NewsCovering Colorado


Governor and lawmakers temper expectation in new budget

Posted at 7:06 PM, Nov 13, 2019
and last updated 2019-11-13 21:06:52-05

DENVER, Colorado — Colorado Governor Jared Polis presented his budget request for the 2020-2021 fiscal year to state lawmakers Wednesday. While the $34.5 billion proposal represents a 2.9 percent growth in overall spending, both the Governor members of the Joint Budget Committee are talking about tightening up spending.

During the 2019-2020 fiscal year budget, lawmakers enjoyed a $40 million surplus. The most recent economic & revenue forecast predicts that the state economy in 2020-2021 will not grow as fast.

"Economic growth in the U.S. and Colorado is expected to slow further in 2020 and 2021 on increasing headwinds from a tighter labor market," states the executive summary of the September 2019 Economic & Revenue Forecast.

"We're being told by our economist that things are going to be a little tighter this year," said State Representative Daneya Esgar, Chair of the Joint Budget Committee."So, we're really trying to look at possible savings, look at ways to make sure we are really being lenient with the money of the People of Colorado."

In his presentation Wednesday, Governor Polis proposed some $238 million in savings which he believes can be achieved through spending reductions, consolidation of services, and re-allocations of funding.

"With this budget we are building upon the bold vision we have for our state with important investments in education, transportation, lowering health care costs and planning for the future," Polis said. "We want to ensure that all Coloradans have an opportunity for success."

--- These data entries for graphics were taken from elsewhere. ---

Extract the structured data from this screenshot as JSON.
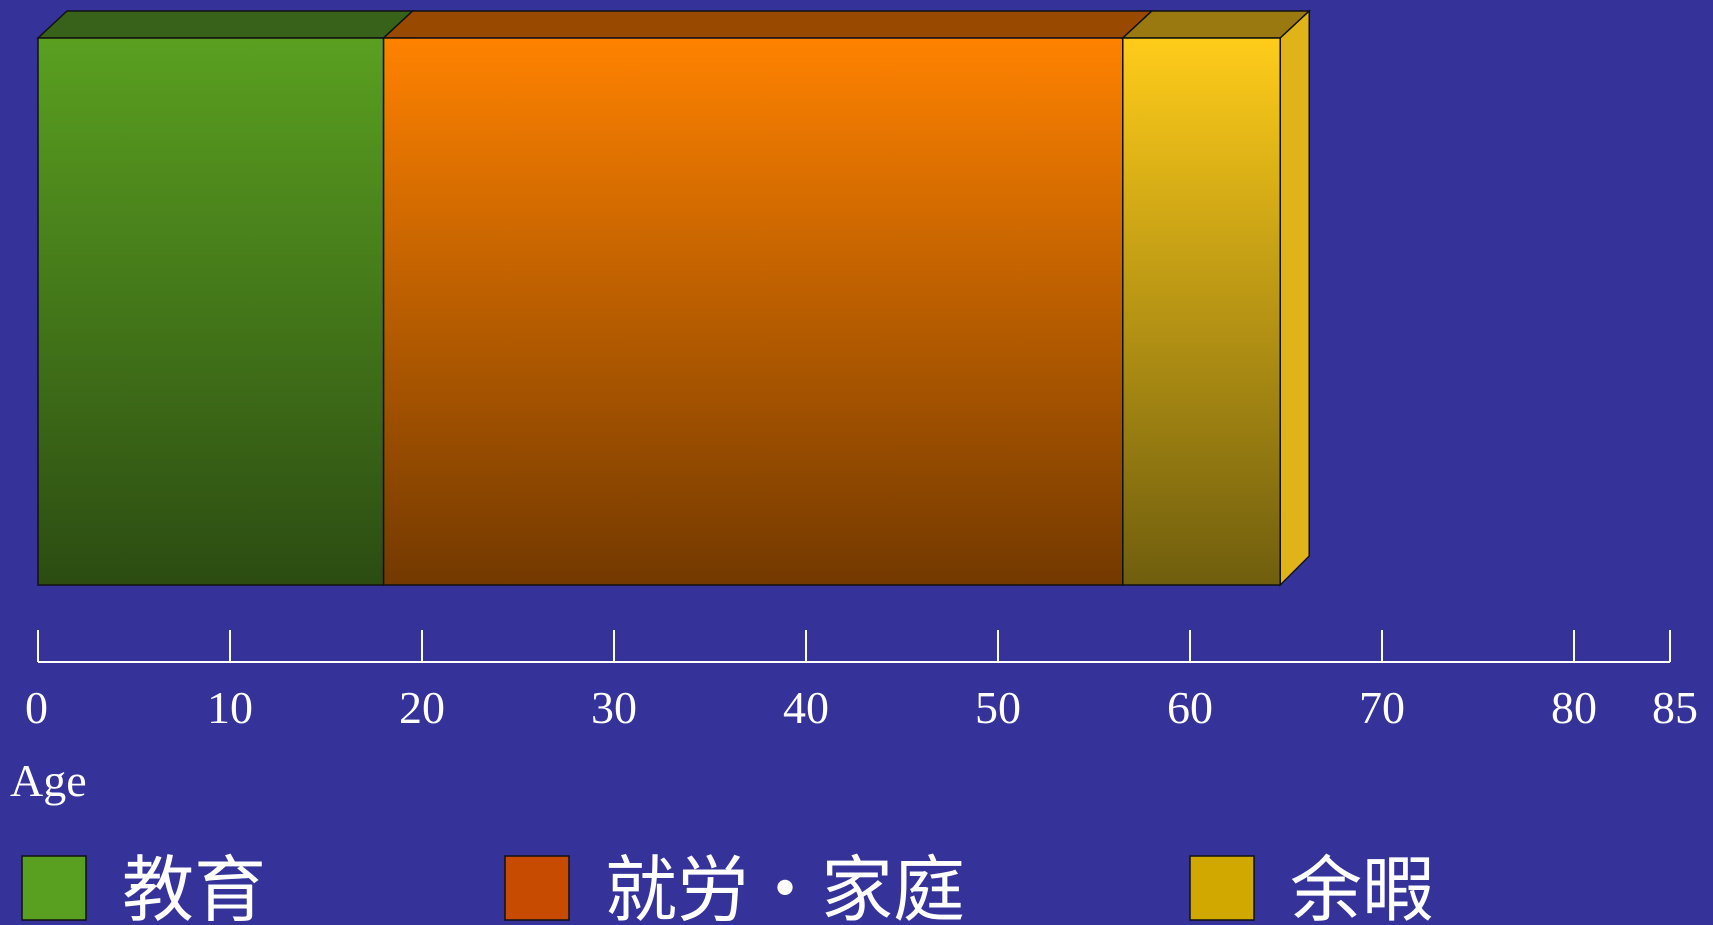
{
  "chart_data": {
    "type": "bar",
    "orientation": "horizontal-stacked",
    "categories": [
      "Age"
    ],
    "series": [
      {
        "name": "教育",
        "start": 0,
        "end": 18,
        "color": "#5aa020",
        "colorDark": "#2c4c12",
        "topColor": "#38621a",
        "legendColor": "#5aa020"
      },
      {
        "name": "就労・家庭",
        "start": 18,
        "end": 56.5,
        "color": "#ff8200",
        "colorDark": "#733900",
        "topColor": "#9a4a00",
        "legendColor": "#c84b02"
      },
      {
        "name": "余暇",
        "start": 56.5,
        "end": 64.7,
        "color": "#ffcc1a",
        "colorDark": "#705e0e",
        "topColor": "#9a7a10",
        "sideColor": "#e0b418",
        "legendColor": "#d0a800"
      }
    ],
    "xlabel": "Age",
    "xlim": [
      0,
      85
    ],
    "xticks": [
      0,
      10,
      20,
      30,
      40,
      50,
      60,
      70,
      80,
      85
    ],
    "grid": false,
    "legend": "bottom"
  }
}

When it comes to education, the governor is requesting several spending increases including $27.6 million to expand the Colorado Preschool Program, $5 million for new school improvements, and $3.5 million for additional school safety upgrades.

He would also like to increase state spending on K-12 education so as to reduce what's known as the negative factor, or budget stabilization factor. The negative factor is the amount per pupil funding that is below what was historically promised under Amendment 23. Last year, lawmakers reduced the negative factor by $100 million. Governor Polis proposes another $50 million reduction.

Rep. Esgar said some lawmakers want it shrunk even more.

"What people don't understand is the more money we invest in buying down that negative factor, that's actually putting more money per pupil back in the pockets of our school district who need it," Esgar said.

Other new spending proposals include a $3 million pilot program to create incentives for school districts to improve teacher pay, $10 million for a new state park and for infrastructure improvements at existing parks statewide, and a $14 million for a student loan repayment program.

The budget projects a 20 percent average decrease in health insurance premiums for Colorado consumers brought about as a result of a state funded reinsurance program. It also calls for up to $605 million in general fund spending on transportation.

Members of the Joint Budget Committee will hear more detailed budget requests from the various state departments over the course of the next four weeks.